I wonder how much lobbying, bribes and nefarious acts it took before Eli Lilly could just bounce people off the FDA review panel like an overzealous virgin at a strip club for compromising the release of a (alleged-at-the-time, and confirmed after approval/use) dangerous drug?

http://uk.reuters.com/article/2009/02/26/health-us-congress-...

It's the same problem with politics. The coverage is so much about the meta aspects of politics, the daily "he said, she said", not the actual policies that are being proposed. It's easier to employ people to write about the superficial horse races aspects, and because the subject matter is trivial, the audience is larger. It's profiting on the dilution of the media and everybody loses.
Does the S-1 and other stuff relating to the IPO state how much cash Facebook has / had?
Yes, as of the S-1, $3.9 billion in cash and equivalents.
So Facebook is about a half a percent of the US GDP: 75000000000/15094025000000 = 0.4969%
If the $75 billion was revenue rather than worth, sure. Otherwise you're comparing a static number (FB's valuation) to a per year "flow" (GDP).
Check your units: GDP is $/year; your Facebook is $; $/($/year) = year.
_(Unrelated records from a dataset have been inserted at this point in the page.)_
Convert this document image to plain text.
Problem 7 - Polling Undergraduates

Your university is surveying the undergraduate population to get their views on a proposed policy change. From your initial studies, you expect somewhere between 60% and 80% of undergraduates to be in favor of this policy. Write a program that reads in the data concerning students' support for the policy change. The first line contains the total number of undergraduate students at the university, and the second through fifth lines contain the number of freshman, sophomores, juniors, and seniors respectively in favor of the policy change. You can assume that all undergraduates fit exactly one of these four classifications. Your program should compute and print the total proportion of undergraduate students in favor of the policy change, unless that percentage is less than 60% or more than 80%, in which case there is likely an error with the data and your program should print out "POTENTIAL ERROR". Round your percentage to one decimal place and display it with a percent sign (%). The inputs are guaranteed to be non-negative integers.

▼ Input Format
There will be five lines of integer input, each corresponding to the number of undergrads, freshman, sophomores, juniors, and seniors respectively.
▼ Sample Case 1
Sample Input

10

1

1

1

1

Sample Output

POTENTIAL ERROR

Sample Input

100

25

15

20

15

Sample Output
You should end up with a result in years, not in percent (which is unitless)
Right, the Facebook number should be change in worth per year for a proper comparison. Which is lower taken over the entire company's lifetime, but higher if you just include the last year.
"The USA produces 200 facebook-equivalents a year" doesn't have the same impact, I guess.
I find it amusing that you would get pedantic about units, when your argument is pretty much moot since Financial Services has been bundled into what comprises GDP in the US. You know... that all productive sector that creates derivative trading and then gets to pull off a MF Global with impunity. Yeah... good gauge of viability and productivity that is.
Facebook does consume roughly one and a half percent of Americans' waking hours. ( highly rough estimate based on http://mashable.com/2011/09/30/wasting-time-on-facebook/ )

These various things aren't directly commensurate, but it shows a certain level of relevance to Americans. (And, though I shudder to admit it, there are other countries in the world.)

So Instagram was about as valuable as Ducati (sold to Audi recently for 1.1B)?

Yeah right.

I can't believe in 2012 the #1 comment on a topic like this is comparing the valuation of a tech startup to an established brand in a completely different industry, and then appealing to the crowd's incredulity.

Have we not yet learned how terrible this particular argument is, has been, and will continue to be?

Perhaps you can elaborate why this is a terrible argument?
I guess Facebook wanted a hot photo sharing app almost as much as Audi wanted Ducati.

What if someone else (eg, Google) had offered $900m for Instagram? Was Facebook still wrong to pay $1bn?

This looks like a strange and risky deal. I've heard someone in Germany making a similar deal. He sold his company mostly in shares of the buyer's company. Then came the 2000 bubble and the shares had not worth anymore.

The next year the IRS showed up knocking at his door. He owned them the IRS percentage of the selling price of the previous year (year of selling) and not of the current year. Today he is still working as an employee trying to pay back his debts.

If a deal like that is structured even remotely sensibly then it will be a "merger" where the part that's in shares does not qualify as a purchase and does not trigger any taxes until the new shares are sold.

If anything, a story like that, if true, is a demonstration of why you get lawyers involved, nothing more.

Part shares, part cash deals are extremely common.